Do you accept that there is a finite number of people that it's possible for the planet to sustain without greatly damaging other species and ecosystems? Would you mind saying what part of the world you live in?
I don't think its a strict matter of the number of kids a family has... its whether that family has the resources and abilities to raise that family without adding pressure on the natural systems of the world... Raising those kids, regardless of the number of them and instilling permacultural beliefs and practices within that family unit will enable sustainability to be a default of the process...
milifestyle, by resources and abilities, do you mean specifically permaculture principles and practices? I must say if so, i jumped to the wrong conclusion. Anyway, i would agree with you if that is the case but its a pipe dream. Or at least, its not going to happen for a very long time unless there is a sudden and massive shift to take up of permaculture by the population across the board. I cannot see any sign of this happening as yet. So, in light of that, until that massive shift happens, it does come down to the number of kids in a family. A western or well off family that is.
That's true form a collective perspective, but if I own 20 acres of land designed for sustainability and I estimate I can support 5 to 10 kids without impeding on the social system, that should be an individual choice... to say - children are bad for sustainability - is to put a cap on everyone... On the other hand, someone who has kids, one after the other simply to gain access to more welfare funding are creating a new generation of of future adults that will pull on resources, energy and a lifestyle as if they were in endless supply - directly the opposite of what a permaculture family or collective of families would focus on...

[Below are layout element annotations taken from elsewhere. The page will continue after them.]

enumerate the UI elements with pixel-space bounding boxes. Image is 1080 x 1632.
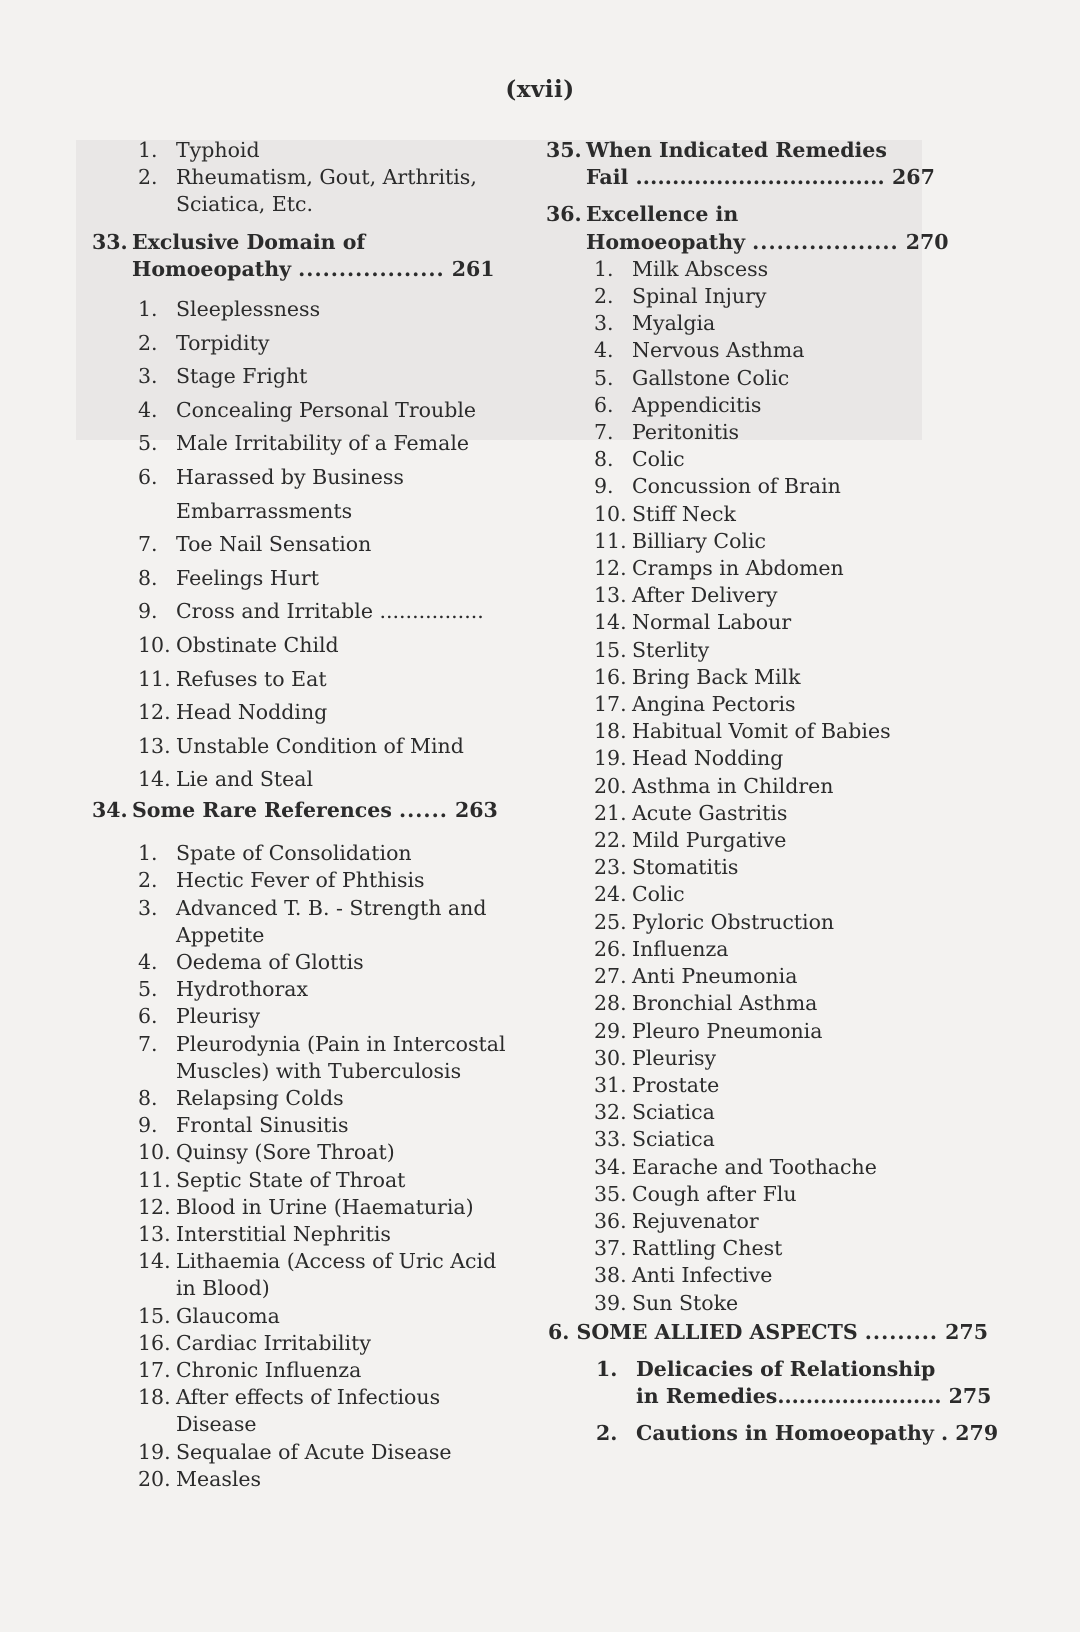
item-page: 275 (948, 1384, 992, 1409)
item-number: 31. (594, 1072, 627, 1097)
item-label: Nervous Asthma (632, 338, 805, 363)
list-item (550, 1126, 970, 1153)
item-number: 1. (138, 297, 158, 322)
item-label: Anti Infective (632, 1263, 773, 1288)
list-item (94, 1031, 524, 1058)
list-item (550, 1235, 970, 1262)
item-label: Interstitial Nephritis (176, 1221, 391, 1246)
item-label: Sciatica, Etc. (176, 192, 314, 217)
item-number: 8. (594, 447, 614, 472)
item-number: 21. (594, 800, 627, 825)
item-label: Hydrothorax (176, 977, 309, 1002)
item-label: Obstinate Child (176, 632, 339, 657)
dot-leader: . (941, 1421, 949, 1446)
item-number: 5. (594, 365, 614, 390)
dot-leader: .................. (752, 229, 899, 254)
item-number: 1. (138, 841, 158, 866)
dot-leader: .................................. (635, 165, 885, 190)
list-item (94, 1221, 524, 1248)
list-item (550, 963, 970, 990)
item-label: Chronic Influenza (176, 1357, 362, 1382)
item-label: Advanced T. B. - Strength and (176, 895, 487, 920)
item-number: 12. (138, 1194, 171, 1219)
item-number: 35. (594, 1181, 627, 1206)
item-label: Concealing Personal Trouble (176, 397, 477, 422)
list-item (94, 293, 524, 327)
item-number: 6. (138, 464, 158, 489)
list-item (550, 691, 970, 718)
dot-leader: ......... (864, 1319, 939, 1344)
item-number: 6. (594, 392, 614, 417)
item-number: 34. (594, 1154, 627, 1179)
list-item (94, 840, 524, 867)
list-item (94, 1384, 524, 1411)
item-number: 12. (138, 700, 171, 725)
item-number: 4. (594, 338, 614, 363)
list-item (94, 394, 524, 428)
item-label: Bronchial Asthma (632, 991, 818, 1016)
item-number: 10. (138, 632, 171, 657)
item-label: Sleeplessness (176, 297, 321, 322)
page-number: (xvii) (505, 76, 575, 103)
toc-section-36[interactable]: 36. Excellence in (546, 202, 739, 227)
list-item (550, 827, 970, 854)
list-item-continuation (94, 191, 524, 218)
list-item (94, 360, 524, 394)
list-item (550, 800, 970, 827)
list-item (550, 1045, 970, 1072)
item-label: Pyloric Obstruction (632, 909, 835, 934)
list-item (550, 1018, 970, 1045)
item-number: 25. (594, 909, 627, 934)
item-number: 3. (138, 364, 158, 389)
list-item (94, 1003, 524, 1030)
item-number: 4. (138, 949, 158, 974)
item-label: Head Nodding (176, 700, 328, 725)
item-number: 6. (138, 1004, 158, 1029)
section-title: When Indicated Remedies (586, 138, 887, 162)
toc-chapter-6-item-1[interactable]: 1. Delicacies of Relationship (596, 1356, 936, 1381)
section-34-items (94, 840, 524, 1493)
section-page: 270 (905, 229, 949, 254)
list-item (550, 1154, 970, 1181)
list-item (94, 949, 524, 976)
item-number: 20. (138, 1466, 171, 1491)
item-label: Colic (632, 882, 685, 907)
item-label: After Delivery (632, 583, 778, 608)
list-item (550, 773, 970, 800)
list-item (94, 730, 524, 764)
item-label: Pleurodynia (Pain in Intercostal (176, 1031, 506, 1056)
item-label: Hectic Fever of Phthisis (176, 868, 425, 893)
list-item (94, 1167, 524, 1194)
list-item (550, 909, 970, 936)
list-item (94, 1330, 524, 1357)
list-item (94, 528, 524, 562)
item-label: Muscles) with Tuberculosis (176, 1058, 462, 1083)
item-number: 2. (594, 284, 614, 309)
item-number: 11. (138, 666, 171, 691)
item-label: Septic State of Throat (176, 1167, 406, 1192)
list-item (94, 595, 524, 629)
list-item (94, 629, 524, 663)
toc-section-34[interactable]: 34. Some Rare References ...... 263 (92, 797, 498, 822)
list-item (94, 976, 524, 1003)
item-label: Acute Gastritis (632, 800, 788, 825)
list-item (550, 528, 970, 555)
list-item (94, 867, 524, 894)
item-label: Male Irritability of a Female (176, 431, 470, 456)
item-label: Typhoid (176, 138, 260, 162)
item-number: 7. (138, 1031, 158, 1056)
item-label: Cross and Irritable ................ (176, 599, 484, 624)
list-item (550, 854, 970, 881)
list-item (94, 1248, 524, 1275)
list-item (550, 582, 970, 609)
item-number: 14. (138, 767, 171, 792)
item-label: Gallstone Colic (632, 365, 790, 390)
list-item (94, 1085, 524, 1112)
lead-items-list (94, 137, 524, 219)
toc-section-33[interactable] (92, 229, 524, 256)
item-number: 8. (138, 1085, 158, 1110)
item-number: 2. (138, 165, 158, 190)
item-label: Habitual Vomit of Babies (632, 719, 891, 744)
item-label: Unstable Condition of Mind (176, 733, 464, 758)
list-item (550, 664, 970, 691)
item-number: 28. (594, 991, 627, 1016)
toc-section-35[interactable]: 35. When Indicated Remedies (546, 138, 887, 162)
list-item (550, 256, 970, 283)
list-item (550, 718, 970, 745)
item-label: in Blood) (176, 1276, 270, 1301)
item-label: Stiff Neck (632, 501, 736, 526)
list-item (94, 696, 524, 730)
list-item (550, 936, 970, 963)
item-label: Sun Stoke (632, 1290, 739, 1315)
item-label: Cramps in Abdomen (632, 556, 844, 581)
section-title: Exclusive Domain of (132, 229, 366, 254)
item-number: 2. (138, 330, 158, 355)
item-label: Stomatitis (632, 855, 739, 880)
item-number: 15. (138, 1303, 171, 1328)
list-item (94, 1466, 524, 1493)
item-number: 1. (138, 138, 158, 162)
list-item (550, 473, 970, 500)
toc-section-33-line2[interactable]: Homoeopathy .................. 261 (132, 256, 495, 281)
list-item (550, 609, 970, 636)
list-item (94, 1112, 524, 1139)
item-label: Peritonitis (632, 420, 740, 445)
list-item-continuation (94, 922, 524, 949)
item-label: Spate of Consolidation (176, 841, 412, 866)
item-label: Frontal Sinusitis (176, 1113, 349, 1138)
item-number: 15. (594, 637, 627, 662)
section-page: 263 (454, 797, 498, 822)
item-label: Cough after Flu (632, 1181, 797, 1206)
item-label: Pleuro Pneumonia (632, 1018, 823, 1043)
list-item (94, 427, 524, 461)
item-number: 23. (594, 855, 627, 880)
list-item (94, 164, 524, 191)
item-number: 16. (138, 1330, 171, 1355)
list-item-continuation (94, 495, 524, 529)
list-item (550, 1099, 970, 1126)
item-number: 33. (594, 1127, 627, 1152)
list-item-continuation (94, 1411, 524, 1438)
item-number: 14. (138, 1249, 171, 1274)
section-page: 267 (892, 165, 935, 190)
list-item (550, 419, 970, 446)
toc-section-35-line2[interactable]: Fail .................................. 267 (586, 165, 935, 190)
item-number: 10. (594, 501, 627, 526)
item-label: Prostate (632, 1072, 720, 1097)
section-page: 261 (451, 256, 495, 281)
item-label: Measles (176, 1466, 262, 1491)
toc-chapter-6-item-2[interactable]: 2. Cautions in Homoeopathy . 279 (596, 1421, 999, 1446)
item-label: Harassed by Business (176, 464, 404, 489)
item-label: Rattling Chest (632, 1236, 783, 1261)
item-label: Billiary Colic (632, 528, 767, 553)
list-item (550, 990, 970, 1017)
dot-leader: ....................... (777, 1384, 942, 1409)
item-label: Pleurisy (632, 1045, 717, 1070)
item-number: 18. (138, 1385, 171, 1410)
list-item (94, 1439, 524, 1466)
item-label: Asthma in Children (632, 773, 834, 798)
list-item (94, 895, 524, 922)
item-number: 5. (138, 431, 158, 456)
item-number: 29. (594, 1018, 627, 1043)
item-label: Mild Purgative (632, 828, 787, 853)
item-label: Concussion of Brain (632, 474, 841, 499)
list-item (550, 1072, 970, 1099)
item-label: Relapsing Colds (176, 1085, 344, 1110)
item-number: 13. (594, 583, 627, 608)
item-label: Colic (632, 447, 685, 472)
item-label: Blood in Urine (Haematuria) (176, 1194, 474, 1219)
list-item (550, 1181, 970, 1208)
item-number: 18. (594, 719, 627, 744)
list-item (550, 637, 970, 664)
item-number: 37. (594, 1236, 627, 1261)
dot-leader: .................. (298, 256, 445, 281)
item-label: Rejuvenator (632, 1208, 759, 1233)
item-label: Embarrassments (176, 498, 353, 523)
list-item (550, 365, 970, 392)
list-item (94, 461, 524, 495)
item-number: 32. (594, 1100, 627, 1125)
item-number: 24. (594, 882, 627, 907)
item-label: Stage Fright (176, 364, 308, 389)
list-item (550, 881, 970, 908)
item-number: 39. (594, 1290, 627, 1315)
item-number: 13. (138, 733, 171, 758)
list-item (550, 555, 970, 582)
list-item (550, 446, 970, 473)
item-label: Earache and Toothache (632, 1154, 877, 1179)
item-label: Influenza (632, 936, 729, 961)
list-item (94, 763, 524, 797)
item-label: Milk Abscess (632, 256, 769, 281)
item-number: 38. (594, 1263, 627, 1288)
item-label: After effects of Infectious (176, 1385, 441, 1410)
item-label: Torpidity (176, 330, 270, 355)
item-label: Cardiac Irritability (176, 1330, 371, 1355)
toc-right-column (546, 137, 999, 1448)
list-item-continuation (94, 1058, 524, 1085)
item-number: 2. (138, 868, 158, 893)
section-36-items (550, 256, 970, 1317)
item-label: Oedema of Glottis (176, 949, 364, 974)
item-label: Bring Back Milk (632, 664, 801, 689)
section-title: Some Rare References (132, 797, 392, 822)
item-number: 14. (594, 610, 627, 635)
item-number: 22. (594, 828, 627, 853)
toc-chapter-6[interactable]: 6. SOME ALLIED ASPECTS ......... 275 (548, 1319, 988, 1344)
item-number: 20. (594, 773, 627, 798)
item-label: Refuses to Eat (176, 666, 327, 691)
item-label: Myalgia (632, 311, 716, 336)
item-label: Lithaemia (Access of Uric Acid (176, 1249, 497, 1274)
item-label: Lie and Steal (176, 767, 314, 792)
item-label: Head Nodding (632, 746, 784, 771)
item-number: 3. (138, 895, 158, 920)
item-number: 11. (594, 528, 627, 553)
item-label: Sciatica (632, 1100, 715, 1125)
item-number: 26. (594, 936, 627, 961)
item-number: 16. (594, 664, 627, 689)
item-label: Toe Nail Sensation (176, 532, 372, 557)
toc-chapter-6-item-1-line2[interactable]: in Remedies....................... 275 (636, 1384, 992, 1409)
item-number: 30. (594, 1045, 627, 1070)
item-number: 10. (138, 1140, 171, 1165)
item-number: 1. (594, 256, 614, 281)
list-item (94, 1303, 524, 1330)
item-number: 9. (594, 474, 614, 499)
item-label: Sequalae of Acute Disease (176, 1439, 452, 1464)
item-number: 9. (138, 599, 158, 624)
item-label: Feelings Hurt (176, 565, 319, 590)
list-item (94, 1194, 524, 1221)
item-number: 13. (138, 1221, 171, 1246)
item-label: Glaucoma (176, 1303, 280, 1328)
item-label: Disease (176, 1412, 257, 1437)
item-number: 4. (138, 397, 158, 422)
item-number: 36. (594, 1208, 627, 1233)
list-item (550, 1208, 970, 1235)
item-label: Pleurisy (176, 1004, 261, 1029)
section-title: Excellence in (586, 202, 739, 227)
chapter-page: 275 (945, 1319, 988, 1344)
item-page: 279 (955, 1421, 999, 1446)
item-label: Sterlity (632, 637, 710, 662)
item-number: 17. (138, 1357, 171, 1382)
item-label: Quinsy (Sore Throat) (176, 1140, 395, 1165)
item-number: 17. (594, 692, 627, 717)
toc-section-36-line2[interactable]: Homoeopathy .................. 270 (586, 229, 949, 254)
item-label: Appendicitis (632, 392, 762, 417)
item-number: 8. (138, 565, 158, 590)
list-item (550, 501, 970, 528)
item-label: Spinal Injury (632, 284, 767, 309)
item-label: Sciatica (632, 1127, 715, 1152)
list-item (550, 745, 970, 772)
list-item (550, 337, 970, 364)
list-item (94, 663, 524, 697)
section-number: 33. (92, 229, 128, 254)
item-label: Appetite (176, 922, 265, 947)
item-number: 3. (594, 311, 614, 336)
section-33-items (94, 293, 524, 797)
item-number: 9. (138, 1113, 158, 1138)
item-number: 5. (138, 977, 158, 1002)
item-number: 19. (594, 746, 627, 771)
list-item (94, 1139, 524, 1166)
item-label: Angina Pectoris (632, 692, 796, 717)
list-item (550, 392, 970, 419)
item-number: 19. (138, 1439, 171, 1464)
item-number: 11. (138, 1167, 171, 1192)
list-item (550, 310, 970, 337)
item-number: 27. (594, 964, 627, 989)
list-item (550, 1290, 970, 1317)
list-item (94, 327, 524, 361)
item-number: 12. (594, 556, 627, 581)
item-label: Rheumatism, Gout, Arthritis, (176, 165, 477, 190)
dot-leader: ...... (399, 797, 448, 822)
list-item (94, 562, 524, 596)
item-number: 7. (138, 532, 158, 557)
list-item (94, 137, 524, 164)
toc-left-column (94, 137, 524, 1493)
list-item-continuation (94, 1275, 524, 1302)
item-number: 7. (594, 420, 614, 445)
list-item (94, 1357, 524, 1384)
chapter-title: SOME ALLIED ASPECTS (576, 1319, 858, 1344)
list-item (550, 1262, 970, 1289)
item-label: Anti Pneumonia (632, 964, 798, 989)
item-label: Normal Labour (632, 610, 792, 635)
list-item (550, 283, 970, 310)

Ah so you are alluding to people who have kids and rely on welfare to support them. As i understand it, this is not a major problem. Not many people actually do this. But i was also going to say, its all very well to bring your 10 kids up according to permaculture principles but there's no certainty that they will folllow those principles and live the life you have trained them for. Kids grow up to have thoughts an ideas of their own. You cannot guarantee or predict what they will do their lives. So i'd be inclined to take the cautious approach and stick to a couple. Also how does having kids "you can't afford" translate into being a problem for sustainability. This is not even about sustainability. The government will pay for them that's all. Its got nothing to do with the environment. Its just a bugbear of certain members of the community, like you for instance.